4 steps to secure data management
- By Henry Newman
- May 13, 2016
Data is the currency that drives the global economy and keeps organizations running, and it needs to be treated as the considerable resource it is. This entails ensuring data is secure, available on demand and able to provide value. In today’s data-driven economy, deriving value from data currency is still a work in progress -- but it's one with great potential.
Perhaps nowhere is this more the case than in the federal space, where data serves as the backbone of operations ranging from weather forecasting and intelligence gathering and analysis to energy research. At the same time, agencies are under increasing pressure to efficiently manage and store growing amounts of data and make sure it stays in the right hands. Agencies can face a variety of security challenges, including both internal and external threats, and must take these into consideration when formulating an adequate data management plan.
The hallmarks of traditional data storage methods include storing data on disparate systems, managing different security clearances and creating a “super user” who can access anything. However, these elements are no longer enough to address the needs of today’s federal agencies and the world in which they operate.
So what does such a secure data management plan look like, especially after Edward Snowden demonstrated the weaknesses associated with administrative access to various government systems?
While no silver bullet for securing data exists, establishing the right technology ecosystem can address the federal government’s data security challenges, including how and where agencies store data and how they can keep the wrong people from accessing it.
Following are key steps to consider for establishing this secure ecosystem.
1. Choose the right framework. Central to a comprehensive data security plan is the overall architecture to maintain security at all levels -- from the database and storage system to the network, compute and other supporting tools. Adopt a model that provides a security policy framework of integrated technology and keeps information in a central repository with automated mandatory access controls.
2. Consolidate systems and organize data holistically. The aforementioned framework lends itself to a holistic approach that consolidates previously isolated systems, segregates data at different security levels, enforces security access controls and captures and consolidates audit trails, among other key functions. The payoff, besides heightened data security? Agencies avoid maintaining separate systems and copying information among them, which can lead to data duplication and wasted storage.

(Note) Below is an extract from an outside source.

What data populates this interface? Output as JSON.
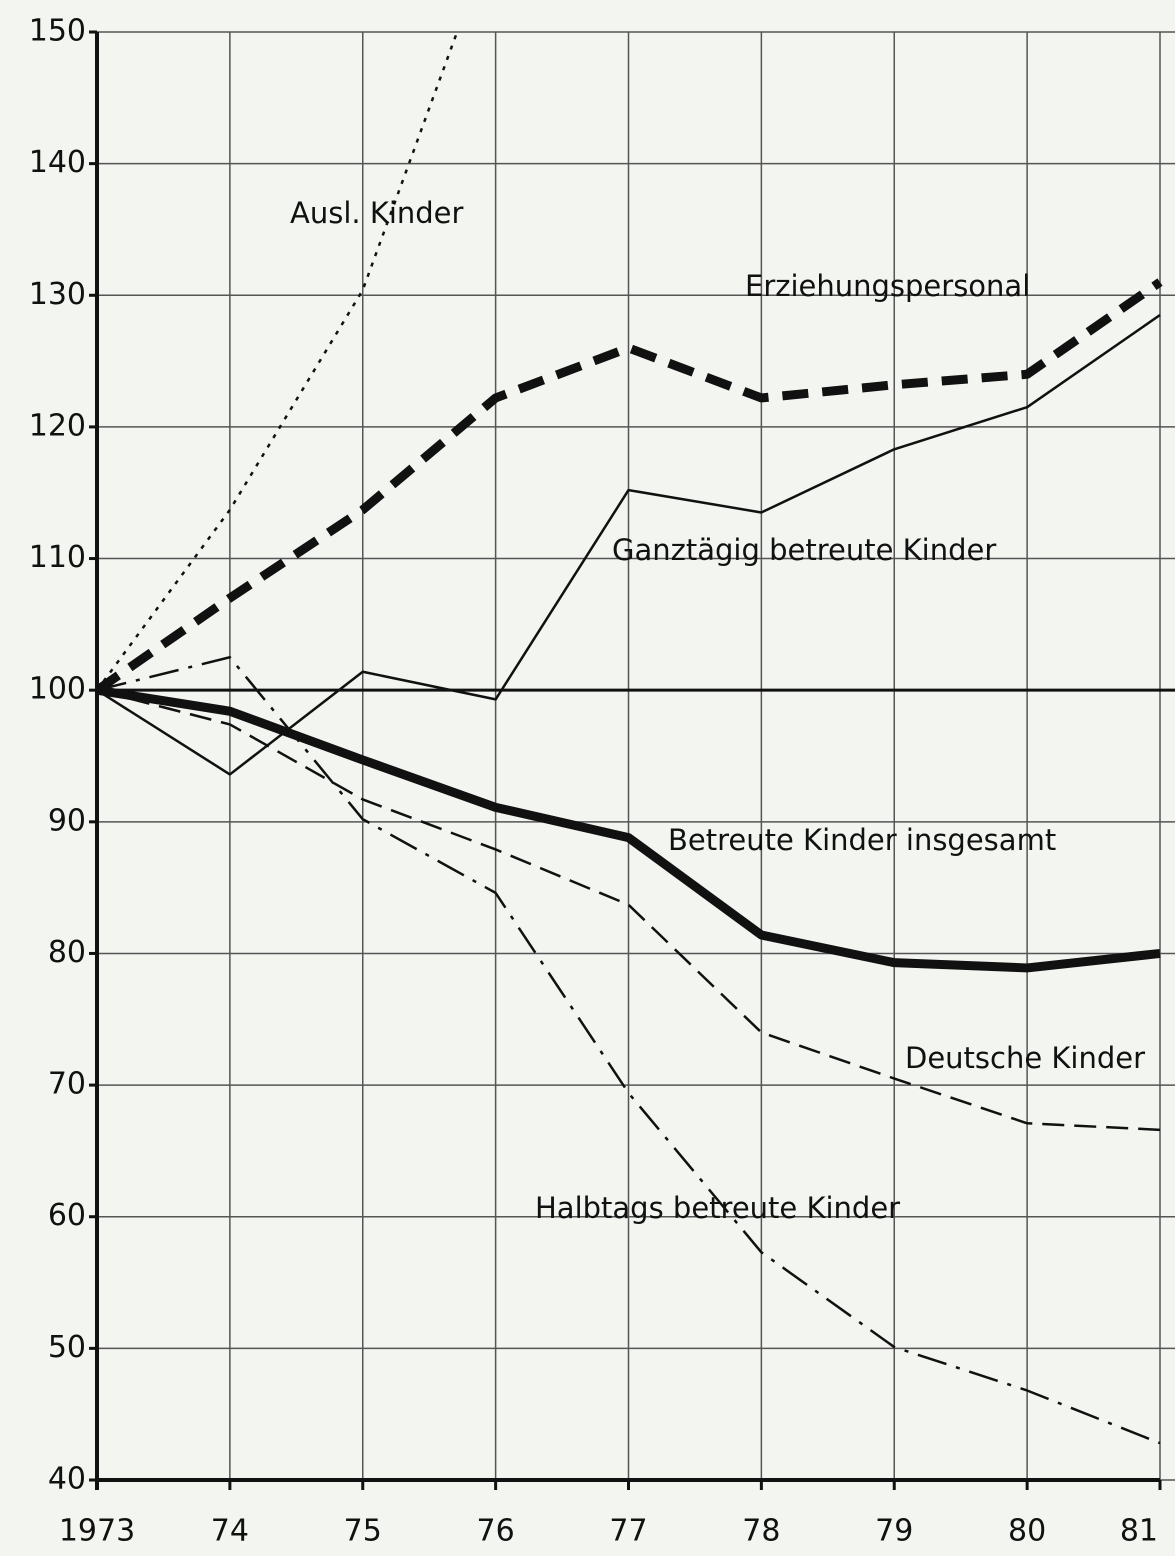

3. Combine compute and storage. Consolidating systems also ensures compute and storage can be combined, freeing agencies from the stovepipe model that created separate compute and storage systems for each data classification level and isolated time-sensitive critical information. Consolidating systems allows for rapid information processing while following strict security policies.
4. Establish “least privilege” access. With the right framework in place, “least privilege” access can be enforced throughout the entire IT ecosystem, ensuring no one individual, team, process (computer virus) or rogue client (hacker) can have access to everything -- and that the authorized people only have access to appropriate information.
Federal agencies face a range of data management issues, from contractor access and intellectual property concerns, to accommodating data storage and collaborating with other nations in cooperative agreements with the United States. However, with the right technology infrastructure in place and an approach that incorporates role-based, automated, multilevel security, agencies can ensure adequate data security.
Henry Newman is CTO of Seagate Government Solutions.